Returns are our mission.

Lamplighter developed its investment program based on sound fundamental analysis.

But that’s not the only piece of the puzzle.

We use a toolbox of techniques against a constantly changing investment opportunity set.

Hard
Choices

Investing is hard. So is not investing. Here's a picture of what happened to your money by not investing in the US over the past 20 years. You would have lost 97% relative to the market. Ouch.

If you had invested, you would have 13 times the money you began with. So playing the investing game to begin with, the odds are probably in your favor. That must feel great, right?

There's a lot that first picture leaves out. Here’s another picture — an EKG measuring the heart rate of an investor over that same time. The peaks show investor stress.

It’s not a real EKG. This picture just shows how often you’d be more than five percent off your high. That’s most of the time. But it does a decent job of showing how much time you spend feeling angst about your investment.

All sorts of pitfalls threaten to derail that long term path to success. Lamplighter keeps your money on track.

Play the Right Games

Imagine walking through a carnival arcade. You pass all sorts of different booths with different games. The ones you notice first are the big flashy ones. But there are others too. In one booth, all you have to do is walk through and pick up money. The cost to play this game is less that a dollar.

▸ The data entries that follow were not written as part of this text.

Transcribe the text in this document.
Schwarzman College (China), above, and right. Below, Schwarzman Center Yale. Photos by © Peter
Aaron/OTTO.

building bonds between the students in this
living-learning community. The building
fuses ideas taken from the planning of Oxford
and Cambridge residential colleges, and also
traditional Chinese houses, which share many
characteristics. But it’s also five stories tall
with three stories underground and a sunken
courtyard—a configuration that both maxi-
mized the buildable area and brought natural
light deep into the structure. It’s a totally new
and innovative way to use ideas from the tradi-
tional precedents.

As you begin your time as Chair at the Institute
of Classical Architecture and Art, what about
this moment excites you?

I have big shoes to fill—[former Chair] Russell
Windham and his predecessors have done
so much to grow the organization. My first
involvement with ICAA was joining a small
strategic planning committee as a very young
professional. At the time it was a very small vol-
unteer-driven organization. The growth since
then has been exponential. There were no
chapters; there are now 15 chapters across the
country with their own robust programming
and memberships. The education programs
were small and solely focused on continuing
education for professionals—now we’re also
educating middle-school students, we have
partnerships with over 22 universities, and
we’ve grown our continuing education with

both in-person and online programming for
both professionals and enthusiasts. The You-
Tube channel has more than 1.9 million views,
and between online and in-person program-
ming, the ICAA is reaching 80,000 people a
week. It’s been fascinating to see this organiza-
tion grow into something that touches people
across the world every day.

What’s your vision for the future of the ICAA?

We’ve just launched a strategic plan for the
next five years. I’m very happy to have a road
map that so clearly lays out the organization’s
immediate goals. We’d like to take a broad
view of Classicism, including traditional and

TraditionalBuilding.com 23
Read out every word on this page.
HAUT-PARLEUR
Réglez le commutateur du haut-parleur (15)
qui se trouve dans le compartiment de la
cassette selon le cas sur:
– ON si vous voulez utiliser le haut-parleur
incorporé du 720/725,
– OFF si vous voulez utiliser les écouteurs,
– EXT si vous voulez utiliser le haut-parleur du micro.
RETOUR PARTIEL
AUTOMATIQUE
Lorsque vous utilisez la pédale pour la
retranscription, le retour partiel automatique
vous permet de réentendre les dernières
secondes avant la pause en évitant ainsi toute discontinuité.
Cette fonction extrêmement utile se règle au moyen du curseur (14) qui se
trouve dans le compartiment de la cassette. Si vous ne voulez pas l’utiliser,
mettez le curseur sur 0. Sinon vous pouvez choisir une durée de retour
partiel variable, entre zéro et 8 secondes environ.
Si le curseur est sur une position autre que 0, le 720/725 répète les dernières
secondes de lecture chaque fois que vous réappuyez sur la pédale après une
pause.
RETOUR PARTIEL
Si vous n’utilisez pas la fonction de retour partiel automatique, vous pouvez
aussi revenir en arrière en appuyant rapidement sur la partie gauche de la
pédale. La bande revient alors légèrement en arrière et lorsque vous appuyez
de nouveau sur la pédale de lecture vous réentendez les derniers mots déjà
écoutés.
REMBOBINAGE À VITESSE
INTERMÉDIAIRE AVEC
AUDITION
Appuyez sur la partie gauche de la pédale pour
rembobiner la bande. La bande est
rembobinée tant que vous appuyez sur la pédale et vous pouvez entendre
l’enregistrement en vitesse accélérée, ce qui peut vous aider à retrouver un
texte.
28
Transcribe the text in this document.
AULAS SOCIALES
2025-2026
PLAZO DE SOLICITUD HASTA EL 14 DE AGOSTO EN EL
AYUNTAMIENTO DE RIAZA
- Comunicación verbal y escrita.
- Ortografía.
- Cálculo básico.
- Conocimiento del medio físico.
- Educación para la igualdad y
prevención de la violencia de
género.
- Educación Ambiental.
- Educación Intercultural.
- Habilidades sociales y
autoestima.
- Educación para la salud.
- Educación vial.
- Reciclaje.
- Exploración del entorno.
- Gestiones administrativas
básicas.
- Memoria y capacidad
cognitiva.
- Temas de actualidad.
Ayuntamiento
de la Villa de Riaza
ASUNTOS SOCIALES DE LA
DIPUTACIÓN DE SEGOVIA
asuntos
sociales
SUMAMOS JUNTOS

These types of games exist in financial markets too. They are the ones Lamplighter looks for. Often just looking at things outside the main indices is enough to uncover attractive investments. Sifting through certain situations like mergers, companies breaking up.

There are lots of investing arenas to pick from. Lamplighter chooses the ones with the best odds of success.

Don’t Panic

Investors are a nervy bunch. They tend to fret about, well, everything. And not without reason. Since 1990. The S&P 500 has fallen 20% from its previous high in five spells. That’s once every six years. Sometimes it goes longer, sometimes shorter, but investors often worry about the next bubble popping.

Should they? If you were the unluckiest investor and only put money in stocks on the highest day for the markets each year for the past 35 years you’d have made about 4 times the amount you invested.

Compared to not investing, that’s pretty good. Compared to the 5 times return you would have made if you were lucky and only invested on whatever day each year the markets were lowest, that’s still pretty good.

These first two pillars of Lamplighter’s investment program — playing the right games and taking advantage of other’s poor choices — are a return on the scarcest input, time. Lamplighter doesn’t need to evaluate every opportunity in the marketplace to find attractive ones. The final pillar of the firm’s effort deals with the nuts and bolts of investment analysis.

There are two lessons from investors feelings. First, don’t panic. Second, once you master your own behavior, look for opportunities in the bad behavior of other investors.

Back to Basics

How much might you get back making an investment? If the money comes in, when will you get it? What’s the chance you don’t get it back?

Every bit of research, every financial measurement, every bit of evaluation about an investment goes to answering these questions.

Some investment returns trickle in steadily. Some come in torrents or all at once. Some don’t come back at all.

Invest in companies that will make money. Don’t pay too much. Be patient.

That simple framework in concert with good behavior and picking the right games makes the portfolio sing. That simple framework leads down many more subtle avenues, but it all begins there.